Re: [PATCH v7 1/4] spinlock: A new lockref structure for lockless update of refcount

Waiman Long <waiman.long@xxxxxx> · Fri, 30 Aug 2013 15:20:48 -0400

On 08/30/2013 02:53 PM, Linus Torvalds wrote:
So the perf data would be *much* more interesting for a more varied 
load. I know pretty much exactly what happens with my silly 
test-program, and as you can see it never really gets to the actual 
spinlock, because that test program will only ever hit the fast-path 
case. It would be much more interesting to see another load that may 
trigger the d_lock actually being taken. So:
For the other test cases that I am interested in, like the AIM7 benchmark,
your patch may not be as good as my original one. I got 1-3M JPM (varied
quite a lot in different runs) in the short workloads on a 80-core system.
My original one got 6M JPM. However, the test was done on 3.10 based kernel.
So I need to do more test to see if that has an effect on the JPM results.
I'd really like to see a perf profile of that, particularly with some
call chain data for the relevant functions (ie "what it is that causes
us to get to spinlocks"). Because it may well be that you're hitting
some of the cases that I didn't see, and thus didn't notice.

In particular, I suspect AIM7 actually creates/deletes files and/or
renames them too. Or maybe I screwed up the dget_parent() special case
thing, which mattered because AIM7 did a lot of getcwd() calls or
someting odd like that.

                 Linus

Below is the perf data of my short workloads run in an 80-core DL980:

    13.60%            reaim  [kernel.kallsyms]        [k] 
_raw_spin_lock_irqsave
                         |--48.79%-- tty_ldisc_try
                         |--48.58%-- tty_ldisc_deref
                          --2.63%-- [...]

    11.31%          swapper  [kernel.kallsyms]        [k] intel_idle
                       |--99.94%-- cpuidle_enter_state
                        --0.06%-- [...]

     4.86%            reaim  [kernel.kallsyms]        [k] lg_local_lock
                         |--59.41%-- mntput_no_expire
                         |--19.37%-- path_init
                         |--15.14%-- d_path
                         |--5.88%-- sys_getcwd
                          --0.21%-- [...]

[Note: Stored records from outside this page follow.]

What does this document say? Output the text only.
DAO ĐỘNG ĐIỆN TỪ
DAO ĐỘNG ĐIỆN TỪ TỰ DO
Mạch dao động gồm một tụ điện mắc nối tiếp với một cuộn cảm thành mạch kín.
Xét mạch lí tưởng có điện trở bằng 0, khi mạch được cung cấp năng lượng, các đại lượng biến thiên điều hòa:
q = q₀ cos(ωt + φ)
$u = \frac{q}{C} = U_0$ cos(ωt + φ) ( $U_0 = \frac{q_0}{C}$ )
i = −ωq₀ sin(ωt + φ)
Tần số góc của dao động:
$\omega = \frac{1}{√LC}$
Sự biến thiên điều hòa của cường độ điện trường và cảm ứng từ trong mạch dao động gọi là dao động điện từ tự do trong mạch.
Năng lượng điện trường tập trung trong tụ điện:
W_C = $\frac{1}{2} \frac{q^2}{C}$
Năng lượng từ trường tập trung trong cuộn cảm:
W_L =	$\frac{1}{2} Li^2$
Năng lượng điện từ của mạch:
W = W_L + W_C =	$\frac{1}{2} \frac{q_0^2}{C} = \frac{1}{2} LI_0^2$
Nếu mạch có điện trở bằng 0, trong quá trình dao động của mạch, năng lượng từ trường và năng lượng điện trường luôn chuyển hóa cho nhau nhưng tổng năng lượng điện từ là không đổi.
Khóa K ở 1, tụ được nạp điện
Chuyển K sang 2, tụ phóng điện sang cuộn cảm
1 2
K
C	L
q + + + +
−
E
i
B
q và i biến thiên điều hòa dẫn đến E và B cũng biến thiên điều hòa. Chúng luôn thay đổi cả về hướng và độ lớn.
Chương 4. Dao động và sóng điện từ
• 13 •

     3.00%            reaim  reaim                    [.] mul_short

     2.41%            reaim  reaim                    [.] mul_long
                         |--87.21%-- 0xbc614e
                          --12.79%-- (nil)

     2.29%            reaim  reaim                    [.] mul_int

     2.20%            reaim  [kernel.kallsyms]        [k] _raw_spin_lock
                         |--12.81%-- prepend_path
                         |--9.90%-- lockref_put_or_lock
                         |--9.62%-- __rcu_process_callbacks
                         |--8.77%-- load_balance
                         |--6.40%-- lockref_get
                         |--5.55%-- __mutex_lock_slowpath
                         |--4.85%-- __mutex_unlock_slowpath
                         |--4.83%-- inet_twsk_schedule
                         |--4.27%-- lockref_get_or_lock
                         |--2.19%-- task_rq_lock
                         |--2.13%-- sem_lock
                         |--2.09%-- scheduler_tick
                         |--1.88%-- try_to_wake_up
                         |--1.53%-- kmem_cache_free
                         |--1.30%-- unix_create1
                         |--1.22%-- unix_release_sock
                         |--1.21%-- process_backlog
                         |--1.11%-- unix_stream_sendmsg
                         |--1.03%-- enqueue_to_backlog
                         |--0.85%-- rcu_accelerate_cbs
                         |--0.79%-- unix_dgram_sendmsg
                         |--0.76%-- do_anonymous_page
                         |--0.70%-- unix_stream_recvmsg
                         |--0.69%-- unix_stream_connect
                         |--0.64%-- net_rx_action
                         |--0.61%-- tcp_v4_rcv
                         |--0.59%-- __do_fault
                         |--0.54%-- new_inode_pseudo
                         |--0.52%-- __d_lookup
                          --10.62%-- [...]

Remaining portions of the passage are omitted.